Lang é um dos passageiros que sai do veículo acidentado. Abalado, mas praticamente ileso, regressa a casa, após dez anos de prisão por participação num homicídio. Reconhecemos nele o típico anti-herói solitário, com uma proximidade a várias personagens emuladas por Clint Eastwood, ou à galeria de anti-heróis de Nicholas Ray. Há até parte do vaqueiro Robert Mirthum-Jeff McCloud, em “The Lusty Men/Idílio Selvagem”, de 1952. Também ele a regressar a uma terra que já não é o que era. Só que em vez de cavalos, Lang (que não deixa de ser um apelido que nos convoca outras tantas memórias do cinema americano) emerge de um passado de circo de rua, música e motocicletas.
Poderá ele regressar a casa? Só ser for como um cão vadio, já que é a única companhia que acabará por fixar numa cidade que lhe cresceu hostil. É a atmosfera sufocante da decadência do pai alcoólico, o ressentimento da comunidade e um magnata local do kebab.
Somado à ameaça de cães raivosos que vagueiam pelas ruas. Em particular um galgo sinuoso, dado como raivoso, a quem se afeiçoa depois de este o morder quando participava num grupo para capturar os animais indesejáveis, onde vemos, curiosamente, Jia Zang-Ke, no papel do organizador da busca. É quase como se essa cicatriz simbolizasse uma união entre ambos e os preparasse para a redenção. Aliás o filme sugere uma curiosa aproximação, a partir do momento em que os animais passam a ocupar os espaços dos humanos que se foram. E são em algum número, como os de um zoo abandonado ou os ocupantes de uma quinta de cobras de criação para alimentação.
Lang é já um homem diferente, reservado e silencioso, em contraste com a vida anterior. Um detalhe discreto é dado por um autocolante dos Pink Floyd que conserva na sua moto antiga.
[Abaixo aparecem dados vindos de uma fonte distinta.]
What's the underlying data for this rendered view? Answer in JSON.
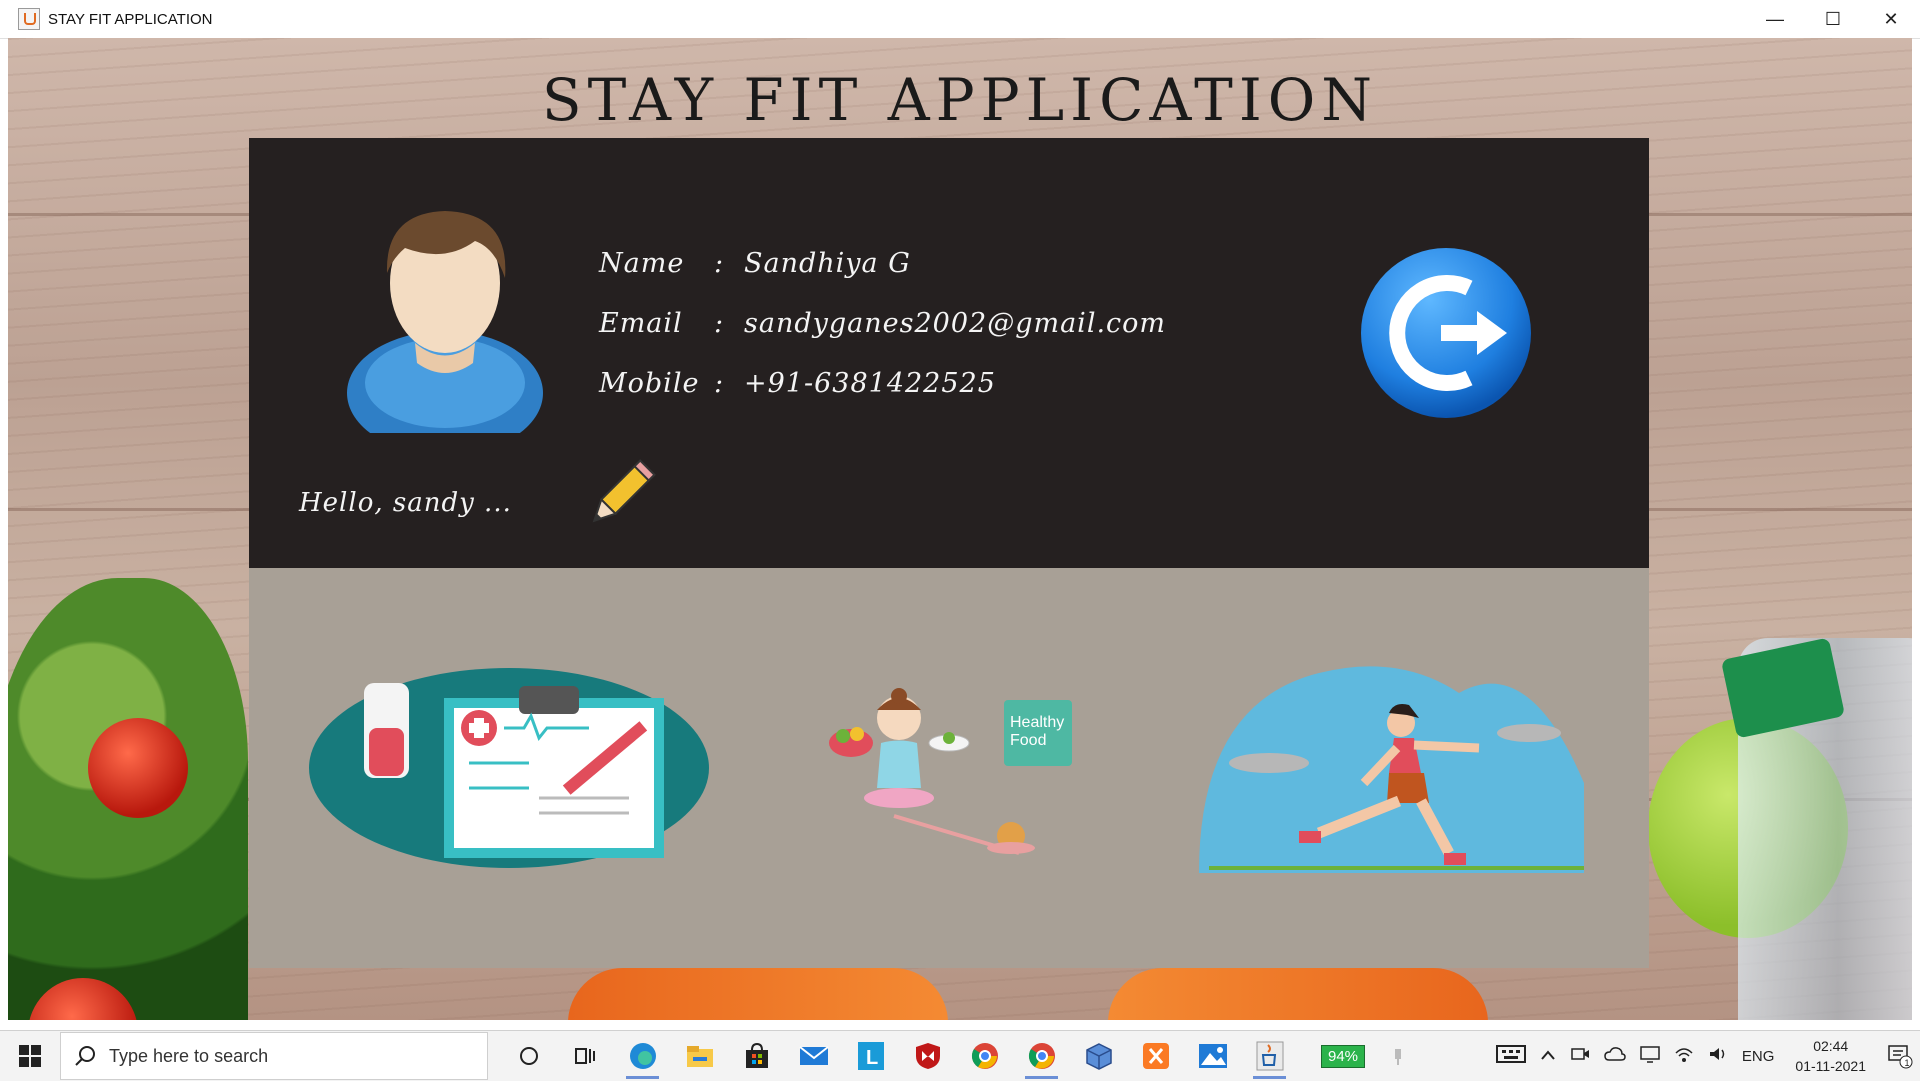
{
  "window": {
    "title": "STAY FIT APPLICATION",
    "controls": {
      "minimize": "—",
      "maximize": "☐",
      "close": "✕"
    }
  },
  "app": {
    "heading": "STAY FIT APPLICATION",
    "profile": {
      "name_label": "Name",
      "name_value": "Sandhiya G",
      "email_label": "Email",
      "email_value": "sandyganes2002@gmail.com",
      "mobile_label": "Mobile",
      "mobile_value": "+91-6381422525",
      "colon": ":",
      "greeting": "Hello, sandy ...",
      "avatar_icon": "user-avatar-icon",
      "edit_icon": "pencil-icon",
      "logout_icon": "logout-icon"
    },
    "features": {
      "health_icon": "medical-report-icon",
      "food_label_line1": "Healthy",
      "food_label_line2": "Food",
      "exercise_icon": "running-woman-icon"
    }
  },
  "taskbar": {
    "search_placeholder": "Type here to search",
    "battery": "94%",
    "language": "ENG",
    "time": "02:44",
    "date": "01-11-2021",
    "notification_count": "1"
  },
  "colors": {
    "profile_panel_bg": "#252020",
    "features_panel_bg": "#a8a096",
    "logout_blue": "#1f7fe0"
  }
}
Algo que acabará por nos propiciar, lá mais para o fim, um potente momento musical que será igualmente um dos mais empolgantes momentos da fita. Aliás, “Cão Preto” deixa-nos algumas das mais belas cenas vistas no cinema este ano. Como a cena inigualável do eclipse do sol ao som dos Pink Floyd.
Ao longo da metáfora de mudança que une estes dois seres, cabe a observação metodológica que Guan faz às transformações – as boas e as más – ocorridas no seu país ao longo de duas décadas, bem como uma aproximação à clivagem entre a cidade e interior mais remoto.
Sim, Guan Hu é um nome a reter. Pertence à 6ª geração de cineastas chineses e fica muito bem na fotografia que tão bem capta a estranha aproximação de homens a animais. A sua realização hábil facilita a transição entre o humor negro e o drama contundente, acompanhando duas almas penadas em rota de renovação entre os resquícios de um terreno de western de redenção em plena China.